Despite not having electric fences, he said that Gumkarmo do not face human-wildlife conflict as much as the villagers in Dompala do because the chiwog is near Khuruthang town. “Our tshogpa said our electric fence would arrive soon. We hope this would address the issue.”

In 2015-16, about 42 households in various gewogs in Punakha had installed 14 kilometres (kms) of electric fence. The next year, about 85 households installed 44 kms of electric fences.

 Another 248 households installed electric fence of 94 kms in 2017 -18.

A 75-year-old woman from Dompala, Chenzo, said that unlike in the past, her family had made huts in various places around their field this year. “Majority of the family members have to go guard the field at night and we hardly have anyone sleeping at home.”

She said that the wild boars came in a group and people cannot scare them away.  “Those guarding the fields spend sleepless nights calling one another nearby for help to scare the wild boars away.”

“Most of our yields have been eaten by the wild animals now,” she said with a sigh. “I cannot sleep when my children go to guard the fields at night. I am worried that the wild boars would hurt them because they are not scared of people anymore.”

Chenzo said that during daytime, the villagers have to lock the houses and guard their fields from the monkeys.

Initially, water shortage makes it difficult to transplant paddy saplings, she said. “We need to have at least three men supply water for irrigation of paddy fields.”

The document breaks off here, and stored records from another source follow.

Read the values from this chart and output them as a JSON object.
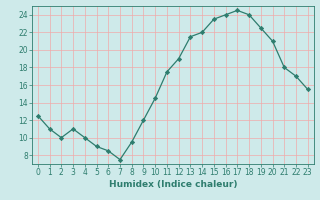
{
  "x": [
    0,
    1,
    2,
    3,
    4,
    5,
    6,
    7,
    8,
    9,
    10,
    11,
    12,
    13,
    14,
    15,
    16,
    17,
    18,
    19,
    20,
    21,
    22,
    23
  ],
  "y": [
    12.5,
    11.0,
    10.0,
    11.0,
    10.0,
    9.0,
    8.5,
    7.5,
    9.5,
    12.0,
    14.5,
    17.5,
    19.0,
    21.5,
    22.0,
    23.5,
    24.0,
    24.5,
    24.0,
    22.5,
    21.0,
    18.0,
    17.0,
    15.5
  ],
  "line_color": "#2e7d6e",
  "marker": "D",
  "marker_size": 2.2,
  "bg_color": "#ceeaea",
  "grid_color": "#f0aaaa",
  "axis_color": "#2e7d6e",
  "xlabel": "Humidex (Indice chaleur)",
  "xlim": [
    -0.5,
    23.5
  ],
  "ylim": [
    7,
    25
  ],
  "yticks": [
    8,
    10,
    12,
    14,
    16,
    18,
    20,
    22,
    24
  ],
  "xticks": [
    0,
    1,
    2,
    3,
    4,
    5,
    6,
    7,
    8,
    9,
    10,
    11,
    12,
    13,
    14,
    15,
    16,
    17,
    18,
    19,
    20,
    21,
    22,
    23
  ],
  "tick_font_size": 5.5,
  "label_font_size": 6.5,
  "line_width": 0.9
}
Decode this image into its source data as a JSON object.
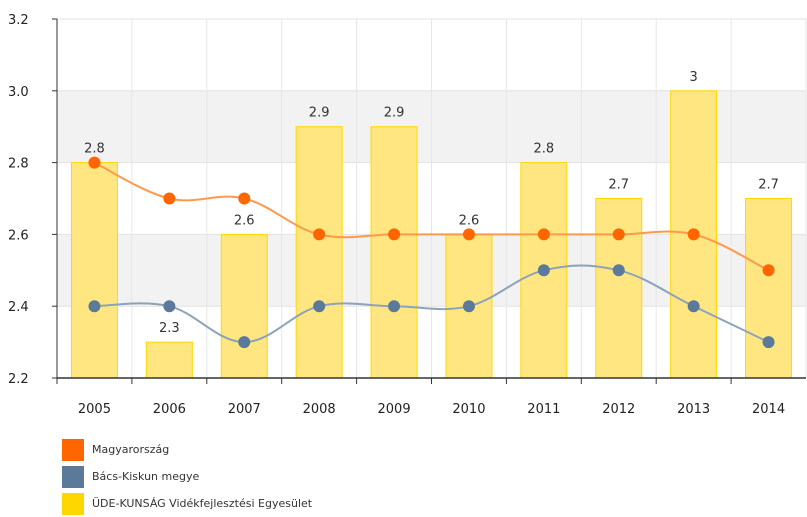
{
  "chart_data": {
    "type": "bar",
    "categories": [
      "2005",
      "2006",
      "2007",
      "2008",
      "2009",
      "2010",
      "2011",
      "2012",
      "2013",
      "2014"
    ],
    "ylim": [
      2.2,
      3.2
    ],
    "yticks": [
      "2.2",
      "2.4",
      "2.6",
      "2.8",
      "3.0",
      "3.2"
    ],
    "grid": "horizontal bands",
    "legend_position": "bottom-left",
    "series": [
      {
        "name": "Magyarország",
        "type": "line",
        "color": "#ff6600",
        "line_color": "#ff9a4d",
        "values": [
          2.8,
          2.7,
          2.7,
          2.6,
          2.6,
          2.6,
          2.6,
          2.6,
          2.6,
          2.5
        ]
      },
      {
        "name": "Bács-Kiskun megye",
        "type": "line",
        "color": "#5b7a99",
        "line_color": "#8ca3b9",
        "values": [
          2.4,
          2.4,
          2.3,
          2.4,
          2.4,
          2.4,
          2.5,
          2.5,
          2.4,
          2.3
        ]
      },
      {
        "name": "ÜDE-KUNSÁG Vidékfejlesztési Egyesület",
        "type": "bar",
        "color": "#ffd700",
        "bar_fill": "#ffe680",
        "values": [
          2.8,
          2.3,
          2.6,
          2.9,
          2.9,
          2.6,
          2.8,
          2.7,
          3,
          2.7
        ],
        "data_labels": [
          "2.8",
          "2.3",
          "2.6",
          "2.9",
          "2.9",
          "2.6",
          "2.8",
          "2.7",
          "3",
          "2.7"
        ]
      }
    ]
  }
}
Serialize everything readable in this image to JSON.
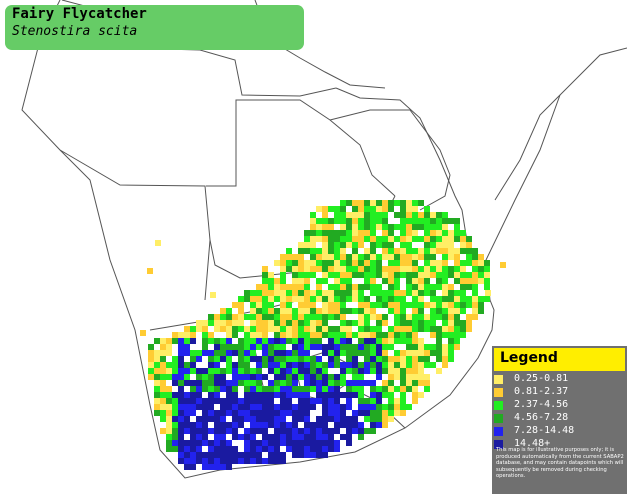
{
  "title": {
    "common_name": "Fairy Flycatcher",
    "scientific_name": "Stenostira scita"
  },
  "legend": {
    "heading": "Legend",
    "items": [
      {
        "label": "0.25-0.81",
        "color": "#ffee66"
      },
      {
        "label": "0.81-2.37",
        "color": "#ffcc33"
      },
      {
        "label": "2.37-4.56",
        "color": "#22ee22"
      },
      {
        "label": "4.56-7.28",
        "color": "#22aa22"
      },
      {
        "label": "7.28-14.48",
        "color": "#2222ee"
      },
      {
        "label": "14.48+",
        "color": "#1a1aa0"
      }
    ],
    "disclaimer": "This map is for illustrative purposes only; it is produced automatically from the current SABAP2 database, and may contain datapoints which will subsequently be removed during checking operations."
  }
}
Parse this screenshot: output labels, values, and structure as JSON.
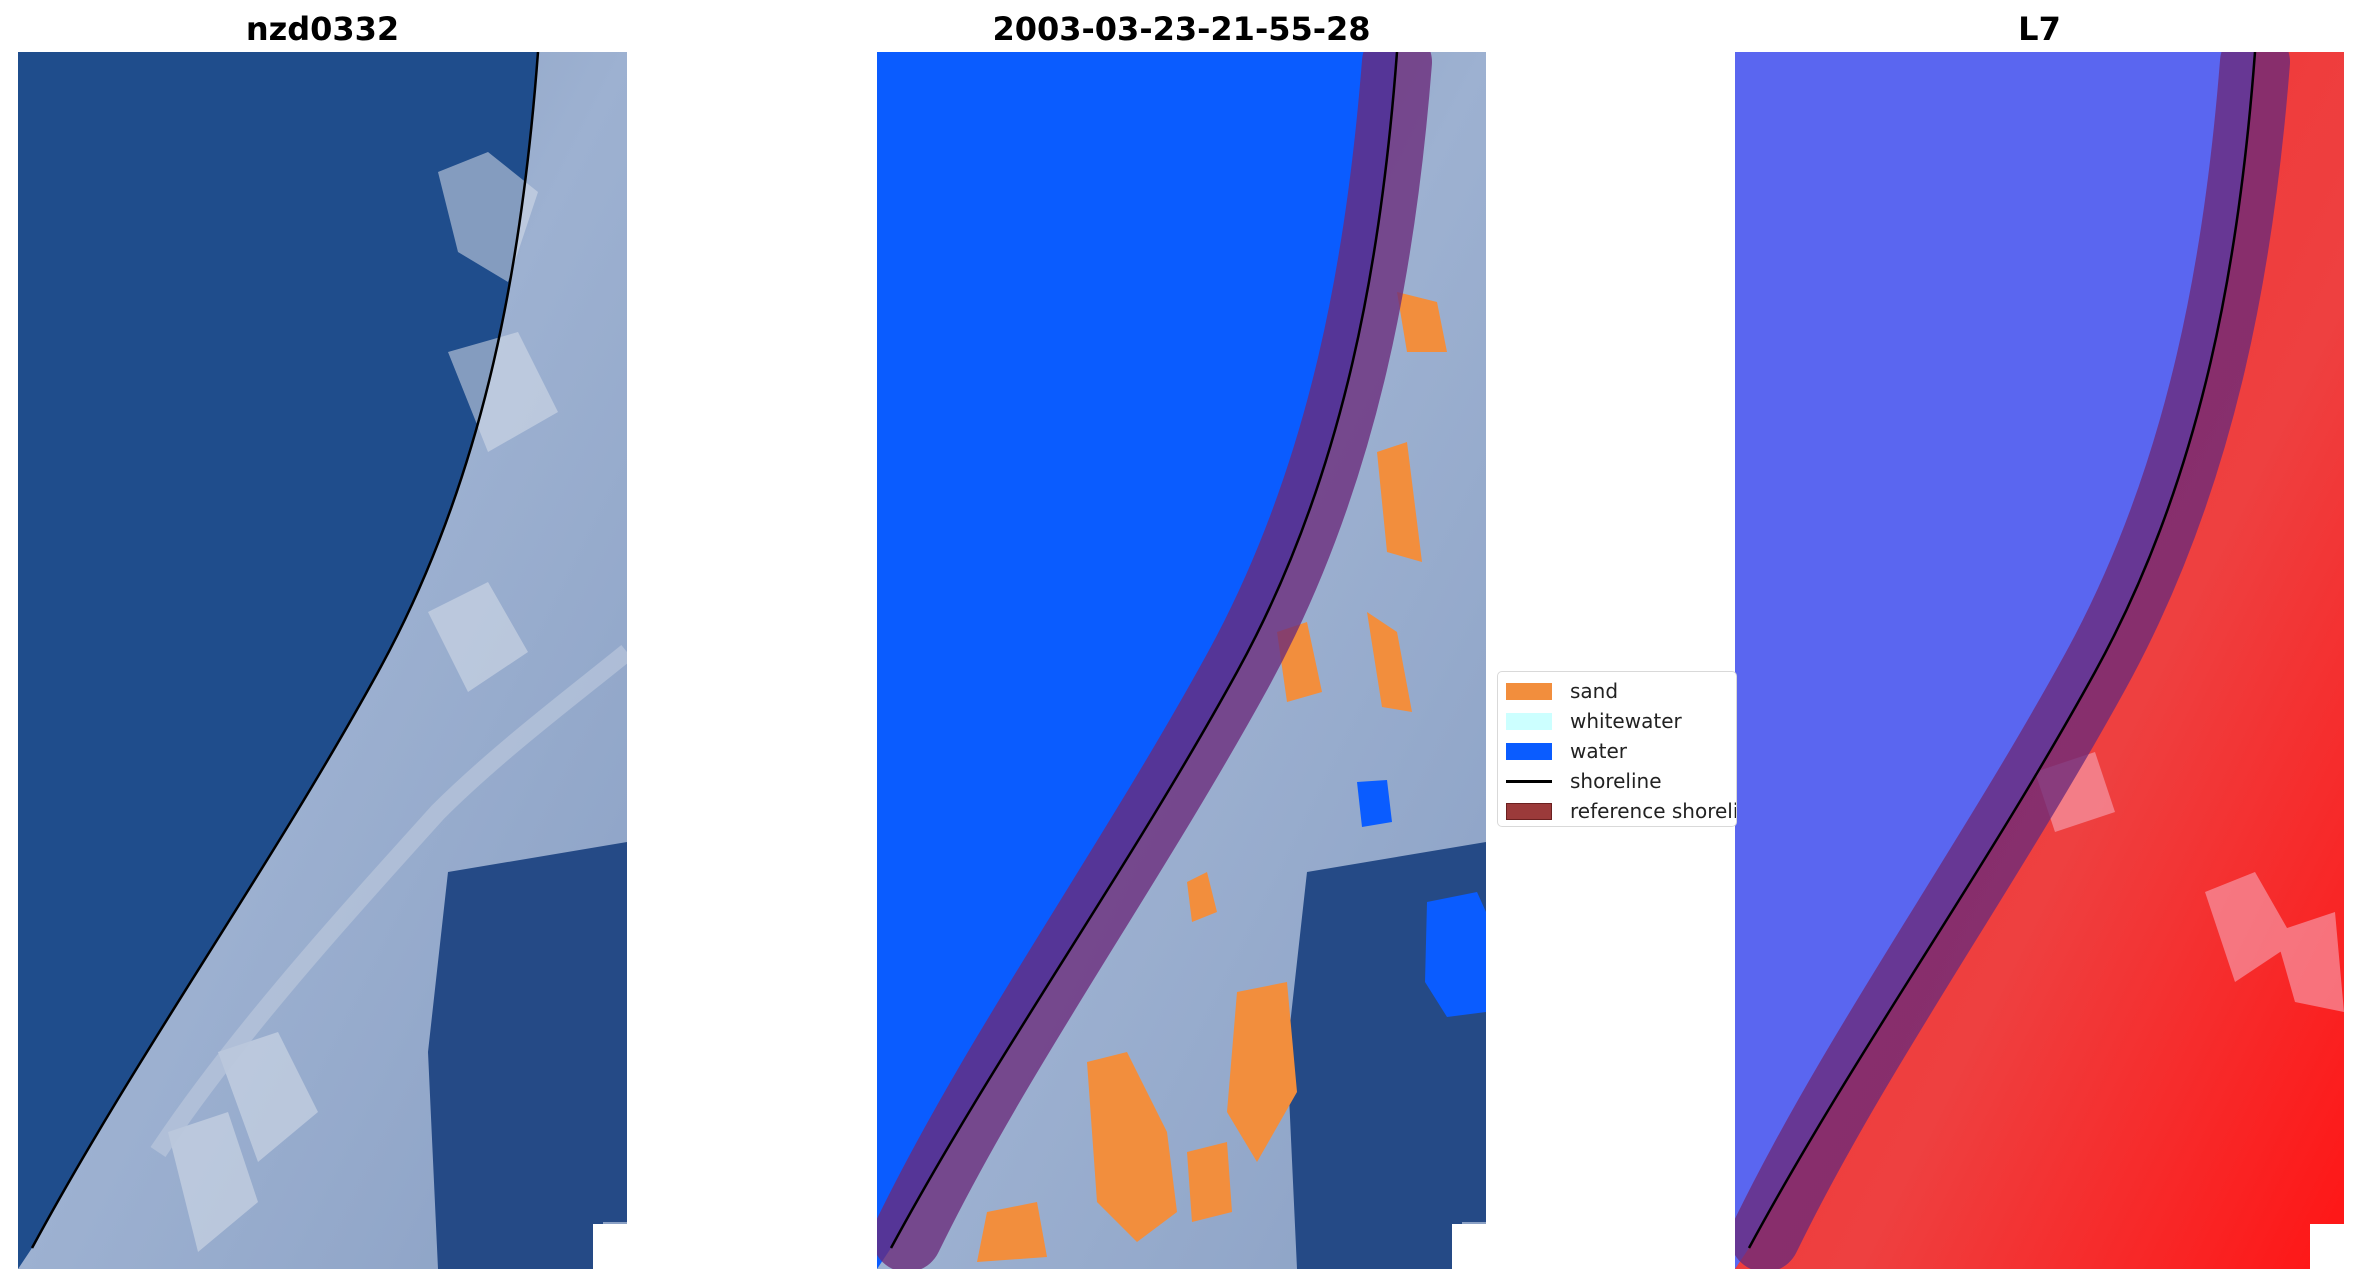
{
  "panels": [
    {
      "id": "rgb",
      "title": "nzd0332"
    },
    {
      "id": "classified",
      "title": "2003-03-23-21-55-28"
    },
    {
      "id": "index",
      "title": "L7"
    }
  ],
  "legend": {
    "items": [
      {
        "label": "sand",
        "kind": "patch",
        "color": "#f28e3d"
      },
      {
        "label": "whitewater",
        "kind": "patch",
        "color": "#ccffff"
      },
      {
        "label": "water",
        "kind": "patch",
        "color": "#0a5cff"
      },
      {
        "label": "shoreline",
        "kind": "line",
        "color": "#000000"
      },
      {
        "label": "reference shoreline",
        "kind": "patch",
        "color": "#9b3a3a"
      }
    ]
  },
  "colors": {
    "sea_rgb": "#1f4d8c",
    "land_rgb": "#8ea6c9",
    "forest_rgb": "#254a86",
    "water_class": "#0a5cff",
    "sand_class": "#f28e3d",
    "buffer_overlay": "#6a2a7a",
    "index_water": "#5a66f0",
    "index_land": "#f02020"
  }
}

“After all the hard work we have put in, our crops are eaten by the wild animals,” she said.

“My children said they don’t want to cultivate paddy next year,” she said. “If we leave our land fellow for a year then it would be difficult to start farming again. If the situation continues, then our ancestral land would remain fallow.”

Some of her neighbours chose to leave their lands fallow, she said.

Namgay Bidha, 49, said the electric fence in her village had greatly reduced the wild animals from entering their fields but the fence cannot block big wild boars who come in a group. “They break the thin wires and get inside.”

She said the area was vast and once a wild boar gets inside the campus, it is difficult to get the animal out.

In the past two years, she said the village did not face much conflict with the wild animals. 

“This year, despite having electric fences, we lost some of our crops to wild animals.”

 A farmer from Wakudamchi in Serigang, Tshering Yangden, said in the past they had to guard their fields against wild boars at night. “Now, we have to guard our fields against the monkeys even during the daytime.”

With limited man power, she said it is difficult to guard the fields.

Of 5,984 households in Punakha, 375 households have electric fencing of 1,069 kms.